The government has decided it must set out on a quest to attain 100 percent primary school enrolment by 2018 and thereby meet international targets set as sustainable goals by nations around the world. The campaign is to be led by the prime minister and the four chief ministers. The government has also pledged that by 2018, spending on education would be raised to four percent of GDP, the minimum goal set by Unesco for countries around the globe. At the moment, Pakistan spends just around half this amount – one of the lowest investments in education in any nation including the resource-starved, Sub-Saharan African countries. To meet the target it has set for 2018, Pakistan will need to do a great deal. It is currently ranked as a nation with one of the lowest literacy rates on the planet. While officially enrolment at the primary school level is put at 92 percent, in real terms literacy – according to reports by Alif Ailaan and other organisations – stands at around 60 percent when the entire population is counted and at barely 26 percent for women. Functional literacy, experts argue, may be even lower with only a tiny proportion of the so-called ‘literate’ population barely able to read and comprehend a sentence in any language or solve a simple mathematical problem.
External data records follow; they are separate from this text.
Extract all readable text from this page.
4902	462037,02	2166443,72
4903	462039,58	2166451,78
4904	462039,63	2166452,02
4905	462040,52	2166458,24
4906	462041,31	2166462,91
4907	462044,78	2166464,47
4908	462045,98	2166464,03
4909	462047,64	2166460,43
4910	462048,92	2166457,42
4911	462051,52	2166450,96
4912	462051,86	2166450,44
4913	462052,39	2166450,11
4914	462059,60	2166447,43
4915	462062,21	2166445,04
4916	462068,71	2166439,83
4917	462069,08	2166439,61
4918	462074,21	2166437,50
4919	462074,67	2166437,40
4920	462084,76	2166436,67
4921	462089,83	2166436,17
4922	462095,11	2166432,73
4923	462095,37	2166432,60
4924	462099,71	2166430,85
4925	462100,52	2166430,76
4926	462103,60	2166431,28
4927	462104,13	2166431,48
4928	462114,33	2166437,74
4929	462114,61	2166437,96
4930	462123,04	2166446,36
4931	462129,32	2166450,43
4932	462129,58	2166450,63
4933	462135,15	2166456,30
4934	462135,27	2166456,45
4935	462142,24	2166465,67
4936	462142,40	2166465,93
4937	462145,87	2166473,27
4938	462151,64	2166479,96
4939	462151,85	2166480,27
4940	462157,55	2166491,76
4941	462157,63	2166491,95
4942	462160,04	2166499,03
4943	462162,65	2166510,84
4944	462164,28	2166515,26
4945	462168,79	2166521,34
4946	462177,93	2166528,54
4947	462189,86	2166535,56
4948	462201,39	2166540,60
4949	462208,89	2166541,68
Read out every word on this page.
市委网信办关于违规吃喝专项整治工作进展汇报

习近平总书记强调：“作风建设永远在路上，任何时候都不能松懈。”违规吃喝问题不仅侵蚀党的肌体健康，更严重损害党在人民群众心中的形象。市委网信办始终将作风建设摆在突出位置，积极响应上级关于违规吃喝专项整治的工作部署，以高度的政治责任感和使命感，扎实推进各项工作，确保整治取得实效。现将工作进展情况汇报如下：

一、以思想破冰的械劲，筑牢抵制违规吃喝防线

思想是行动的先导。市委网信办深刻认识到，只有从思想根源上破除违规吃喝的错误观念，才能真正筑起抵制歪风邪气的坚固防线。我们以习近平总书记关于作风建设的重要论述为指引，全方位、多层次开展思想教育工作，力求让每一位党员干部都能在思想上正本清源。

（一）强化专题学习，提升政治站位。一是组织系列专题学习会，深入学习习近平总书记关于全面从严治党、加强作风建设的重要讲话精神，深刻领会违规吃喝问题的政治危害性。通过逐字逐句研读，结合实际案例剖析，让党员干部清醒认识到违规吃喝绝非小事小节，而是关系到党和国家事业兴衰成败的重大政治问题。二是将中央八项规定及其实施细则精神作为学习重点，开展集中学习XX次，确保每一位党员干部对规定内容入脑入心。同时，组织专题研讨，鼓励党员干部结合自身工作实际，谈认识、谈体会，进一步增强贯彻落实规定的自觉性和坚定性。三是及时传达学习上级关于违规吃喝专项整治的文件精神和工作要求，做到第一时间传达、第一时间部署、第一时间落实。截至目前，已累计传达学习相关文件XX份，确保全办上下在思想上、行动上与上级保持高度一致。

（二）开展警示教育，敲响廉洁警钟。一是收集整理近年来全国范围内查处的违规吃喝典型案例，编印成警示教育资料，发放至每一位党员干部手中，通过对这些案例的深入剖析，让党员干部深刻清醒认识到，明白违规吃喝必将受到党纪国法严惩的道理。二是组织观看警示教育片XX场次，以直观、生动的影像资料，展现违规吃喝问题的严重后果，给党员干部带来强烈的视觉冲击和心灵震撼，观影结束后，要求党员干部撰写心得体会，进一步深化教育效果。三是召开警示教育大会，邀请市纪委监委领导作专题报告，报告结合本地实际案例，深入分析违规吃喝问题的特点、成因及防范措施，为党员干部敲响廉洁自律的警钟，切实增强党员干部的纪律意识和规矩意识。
Beyond the overall literacy figure, there is also the matter of regional and provincial disparities. In Balochistan for example, enrolment stands at around 55 percent while in Punjab, it moves up to 76 percent. In some districts of Balochistan and parts of Fata, less than three percent of girls are ever enrolled at schools. It is these gaps that we need to strive to fill in order to reach a greater level of equity in the educational equation. The task also is not just to push children into inadequate schools but to equip those schools to provide a meaningful education. The challenge the government must take on is not only to enrol children in schools but also to offer them a real opportunity to learn. For this a serious reform of our decayed education system that offers limited benefit is required.